Rodger Kamenetz is the author of The Jew in the Lotus and The History of Last Night's Dream and seven other books of poetry and prose. A winner of the National Jewish Book Award, he now works as a dream therapist. In Burnt Books, Kamenetz asks us to join him for a laser-sharp look at the lives and works of Rabbi Nachman, a Hasidic Jewish master, and Franz Kafka, the famous writer who lived about 100 years after him. In his mind the author sees them reaching toward each other across space and time.

Rabbi Nachman and Franz Kafka share much in common: they both had troubles with their fathers; they both loved stories; they were both affected by severe mood swings; and they both died young of tuberculosis. But there were also differences: one was a master of faith and the other a master of irony; one was a religious man responsive to the challenges of Jewish secularism while the other was a secular Jew who was entranced by the parables of Hasidism. Kamenetz is especially intrigued by the similarities between Nachman's tale "The Humble King" and Kafka's The Trial; he sees them as midrash on the Book of Job.
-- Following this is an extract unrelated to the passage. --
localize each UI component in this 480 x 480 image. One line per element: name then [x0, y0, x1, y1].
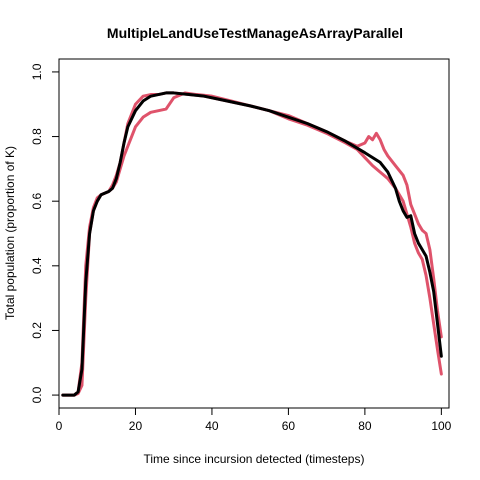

Kamenetz has taught a course in Prague on Kafka and so he has a substantive understanding and appreciation of his work. He also takes us to Uman, the Ukrainian town where Rabbi Nachman lived the last years of his life and was buried. Jews of many different backgrounds are in town for the annual Rosh Hashanah service. The author is surprised and pleased by the contemporary interest he finds in Nachman's faith and his perspectives on God's hiddenness. And then there is this bit of wisdom from the Rabbi: "Nothing in the world is without significance. All the events which take place in this world contain allusions to things of the highest order."